Adamsberg no se tomó el tiempo de ponerse un pantalón limpio. Cogió el teléfono, calzó directamente los zapatos disponibles y corrió a despertar a Veyrenc. Cuatro minutos después, se subía al coche del cabo.
– Cuente, Blériot, lo escucho. ¿Qué se sabe?
– El conde descubrió el cuerpo de Denis a las ocho y cinco de esta mañana. Llamó a Émeri. El capitán se fue sin esperarlo a usted, que estaba ilocalizable. Me mandó a buscarlo.
Adamsberg apretó los labios. Al volver de la guardia nocturna, él y Veyrenc habían desconectado los móviles para hablar libremente de los dos jóvenes huidos. Y había olvidado volver a poner la batería antes de irse a dormir. A fuerza de considerar el móvil como un enemigo personal, cosa que era efectivamente, no le había prestado la atención debida.
– ¿Qué dice?
– Que Denis de Valleray se ha suicidado, sobre eso no cabe ninguna duda. El cuerpo huele a whisky que apesta. Émeri dice que el vizconde bebió cuanto pudo para darse valor. Yo no estoy tan seguro. Porque el vizconde se encontró mal. Se asomó y vomitó por la ventana. Vive en un segundo piso, el patio de abajo está adoquinado.
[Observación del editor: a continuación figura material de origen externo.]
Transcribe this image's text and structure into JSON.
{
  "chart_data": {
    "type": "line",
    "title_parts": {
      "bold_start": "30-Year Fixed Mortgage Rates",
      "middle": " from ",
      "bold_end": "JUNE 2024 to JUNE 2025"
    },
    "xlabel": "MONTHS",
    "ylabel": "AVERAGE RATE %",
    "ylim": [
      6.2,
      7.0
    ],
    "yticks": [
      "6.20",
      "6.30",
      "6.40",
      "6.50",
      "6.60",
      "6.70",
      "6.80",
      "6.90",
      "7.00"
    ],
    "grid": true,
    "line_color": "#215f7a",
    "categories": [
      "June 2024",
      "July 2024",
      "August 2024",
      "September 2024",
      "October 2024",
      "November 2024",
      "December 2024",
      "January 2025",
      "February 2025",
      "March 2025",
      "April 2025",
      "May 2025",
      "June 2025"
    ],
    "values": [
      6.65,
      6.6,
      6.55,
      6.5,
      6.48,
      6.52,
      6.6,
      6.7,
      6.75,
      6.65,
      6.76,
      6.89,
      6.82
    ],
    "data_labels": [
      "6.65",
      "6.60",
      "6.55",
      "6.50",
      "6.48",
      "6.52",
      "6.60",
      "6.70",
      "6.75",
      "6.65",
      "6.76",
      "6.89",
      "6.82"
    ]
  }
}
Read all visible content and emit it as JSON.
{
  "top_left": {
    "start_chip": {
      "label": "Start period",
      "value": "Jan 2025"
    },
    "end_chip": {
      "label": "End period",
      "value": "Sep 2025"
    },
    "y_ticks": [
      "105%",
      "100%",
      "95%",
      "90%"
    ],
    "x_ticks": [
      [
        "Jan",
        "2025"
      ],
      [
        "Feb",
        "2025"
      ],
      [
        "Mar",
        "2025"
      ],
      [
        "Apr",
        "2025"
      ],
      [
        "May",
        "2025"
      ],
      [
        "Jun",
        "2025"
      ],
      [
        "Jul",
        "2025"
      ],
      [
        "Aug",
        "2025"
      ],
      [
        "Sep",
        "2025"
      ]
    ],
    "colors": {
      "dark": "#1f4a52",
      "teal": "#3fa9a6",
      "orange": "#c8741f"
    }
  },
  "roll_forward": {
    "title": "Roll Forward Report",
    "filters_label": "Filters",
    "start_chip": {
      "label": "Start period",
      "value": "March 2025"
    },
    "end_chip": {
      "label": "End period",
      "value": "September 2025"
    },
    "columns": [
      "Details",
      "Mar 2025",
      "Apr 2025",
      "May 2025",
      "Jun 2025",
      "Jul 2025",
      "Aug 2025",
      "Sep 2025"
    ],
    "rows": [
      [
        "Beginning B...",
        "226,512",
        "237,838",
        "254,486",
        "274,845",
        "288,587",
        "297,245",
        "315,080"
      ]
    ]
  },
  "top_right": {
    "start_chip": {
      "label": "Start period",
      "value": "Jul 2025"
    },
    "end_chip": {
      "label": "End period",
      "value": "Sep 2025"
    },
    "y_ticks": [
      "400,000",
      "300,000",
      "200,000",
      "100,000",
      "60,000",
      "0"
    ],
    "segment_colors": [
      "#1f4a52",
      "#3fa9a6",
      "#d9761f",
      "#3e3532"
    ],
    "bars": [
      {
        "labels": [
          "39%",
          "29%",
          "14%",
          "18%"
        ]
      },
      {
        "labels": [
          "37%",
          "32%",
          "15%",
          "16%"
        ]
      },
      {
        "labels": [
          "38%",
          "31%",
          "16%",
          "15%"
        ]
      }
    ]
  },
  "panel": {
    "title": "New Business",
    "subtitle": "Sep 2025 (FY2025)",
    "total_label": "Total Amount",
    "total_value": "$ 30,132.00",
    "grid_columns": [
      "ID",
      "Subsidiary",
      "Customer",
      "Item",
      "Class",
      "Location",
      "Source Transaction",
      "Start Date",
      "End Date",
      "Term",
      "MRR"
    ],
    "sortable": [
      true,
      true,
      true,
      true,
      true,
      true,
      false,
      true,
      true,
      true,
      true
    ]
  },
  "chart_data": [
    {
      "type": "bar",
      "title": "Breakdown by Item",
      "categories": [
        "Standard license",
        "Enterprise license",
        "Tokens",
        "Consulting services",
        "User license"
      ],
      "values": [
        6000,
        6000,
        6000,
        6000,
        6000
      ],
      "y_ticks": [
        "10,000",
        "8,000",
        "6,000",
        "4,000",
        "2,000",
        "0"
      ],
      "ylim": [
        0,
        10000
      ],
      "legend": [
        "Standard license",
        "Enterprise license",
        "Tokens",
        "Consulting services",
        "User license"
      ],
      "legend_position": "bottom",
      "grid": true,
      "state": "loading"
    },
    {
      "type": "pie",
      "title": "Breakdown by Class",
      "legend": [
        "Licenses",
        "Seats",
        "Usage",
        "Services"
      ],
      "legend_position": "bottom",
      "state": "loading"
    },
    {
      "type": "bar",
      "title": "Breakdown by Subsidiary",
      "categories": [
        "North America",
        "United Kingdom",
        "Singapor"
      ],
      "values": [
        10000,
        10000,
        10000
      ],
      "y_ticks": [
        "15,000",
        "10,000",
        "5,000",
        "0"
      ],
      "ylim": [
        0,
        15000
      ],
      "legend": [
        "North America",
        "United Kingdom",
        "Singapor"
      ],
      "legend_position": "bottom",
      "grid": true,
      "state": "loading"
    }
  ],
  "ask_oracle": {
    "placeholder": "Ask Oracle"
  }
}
– ¿Pudo caer por accidente?
– Sí. Las barandillas de las ventanas del castillo son muy bajas. Pero, como dos de sus cajas de calmantes están vacías y la de somníferos abierta, el capitán piensa que quiso suicidarse.
– ¿Hacia qué hora?
– Las doce, o la una de la madrugada. Por una vez, la forense ha llegado enseguida y los técnicos también. Se desplazan más deprisa cuando se trata del vizconde.
– ¿Se medicaba mucho?
– Ya lo verá. Tenía la mesilla de noche cubierta.
– ¿Bebía mucho?
– Es lo que dicen. Pero nunca hasta el punto de emborracharse o de ponerse malo. Lo malo -dijo Blériot torciendo el gesto- es que Émeri afirma que Denis no se habría suicidado si usted no hubiera iniciado esa investigación sobre la compañía de ballesteros.
– ¿O sea que es por mi culpa?
– En cierto modo. Porque anoche, el secretario de la Compañía se presentó en el castillo para el aperitivo.
– Pues sí que se han dado prisa.
– Pero luego, según el conde, Denis no pareció preocupado durante la cena. Hay que decir que, en esa familia, nadie presta mucha atención al otro. Cada cual come en su rincón, en una mesa inmensa, sin intercambiar más de tres palabras. No hay más testigos, su mujer está en Alemania con los niños.
– Émeri debería pensar también que, si el vizconde se ha suicidado, es que era efectivamente culpable.
– También lo dice. Ya conoce un poco al capitán. Se pone hecho una furia, como corresponde a un tataranieto de mariscal, pero luego se le pasa enseguida. Sólo dice que usted podría haber hecho las cosas de otra manera. Con más prudencia, acumulando pruebas poco a poco antes de arrestar a Denis. Así no estaría muerto.
– Pero estaría condenado a cadena perpetua, y sus crímenes saldrían a la luz. Exactamente lo que no quiso. ¿Cómo está el conde?
– Chocado. Encerrado en su biblioteca. Pero sin tristeza. Esos dos no podían verse ni en pintura.